I was knelt down in the driveway swapping lenses on my camera when one of the more obnoxious neighbor girls came skidding up on her bike throwing pebbles all over our driveway.

“Oh hi,” I said shielding my camera with my body, “I see you noticed my daughters were running a snow-cone stand today. No doubt you are here to beg for samples again?”

She snorted. “I probably don’t even want one,” but she was already picking up the colored bottles of syrup and shaking them in the air as Clara protested and pulled them out of her dirty hands. The neighbor mouse finally gave up and looked back down at me. “Oh, what’s that?” She pointed.

I sighed and held up the two pieces I had just separated. “This side is a camera, and this long piece here is the lens that attaches onto the end. I’m just swapping my lens out with this other one I have in my bag here.”

She peered into my camera bag, and I had to shoo her away when she started poking at things with her finger.

“Well,” she said finally. “I know those kinds of cameras already.”

“Oh, you do?” I squinted up at her, haloed by the sun, and I suddenly felt a pang of regret for giving up on her so quickly. Maybe her dad was interested in photography? Maybe I could have a neighbor that shared my hobby? We could talk cameras someday and swap lenses, share studio props. “Do you know someone that uses a camera like this?” I asked excitedly.

She recoiled in shock for a moment, a hand on her chest as if she were completely aghast at the thought. “No!” she said. “I saw that camera before, but when I saw it, it was in a Museum!”

We stared at each other for a moment. The hot noon sun beating down on us. A smirk was growing in the corner of her mouth, but it was a worried smirk. Without breaking eye contact, I twisted my new lens into place with a click, and she flinched. “Maybe it’s time for little girls to run along home now,” I suggested.
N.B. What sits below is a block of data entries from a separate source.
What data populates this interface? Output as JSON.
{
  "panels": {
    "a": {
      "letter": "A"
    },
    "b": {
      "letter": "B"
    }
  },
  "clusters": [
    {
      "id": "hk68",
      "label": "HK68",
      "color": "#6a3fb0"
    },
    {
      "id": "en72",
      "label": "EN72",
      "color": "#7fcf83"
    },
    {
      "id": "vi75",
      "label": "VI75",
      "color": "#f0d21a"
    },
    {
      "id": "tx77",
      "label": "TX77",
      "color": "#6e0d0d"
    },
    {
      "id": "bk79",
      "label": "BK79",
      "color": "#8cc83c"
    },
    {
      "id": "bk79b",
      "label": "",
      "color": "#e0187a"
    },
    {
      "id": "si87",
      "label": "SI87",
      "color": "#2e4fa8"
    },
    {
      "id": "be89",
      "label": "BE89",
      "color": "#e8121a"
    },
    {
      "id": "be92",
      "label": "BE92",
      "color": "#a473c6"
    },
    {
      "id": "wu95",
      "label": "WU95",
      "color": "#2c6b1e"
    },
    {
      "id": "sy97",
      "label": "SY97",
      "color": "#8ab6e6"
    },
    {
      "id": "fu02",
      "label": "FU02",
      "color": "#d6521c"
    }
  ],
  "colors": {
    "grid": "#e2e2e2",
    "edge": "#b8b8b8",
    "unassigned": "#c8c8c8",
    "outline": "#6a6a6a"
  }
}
As she rode away I contemplated life. My youthful self-image. My cool dad t-shirts and cool dad camera slung across my cool dad chest like a cool dad battle ax. Was I nothing more than a museum piece now? An ancient mummy shaking my ragged arms at cocky young explorers that come to disturb my tomb? Well, I thought to myself. Just as long as they leave me alone, I’m happy.

As she peddled away I added, “Hey, and get off my lawn!”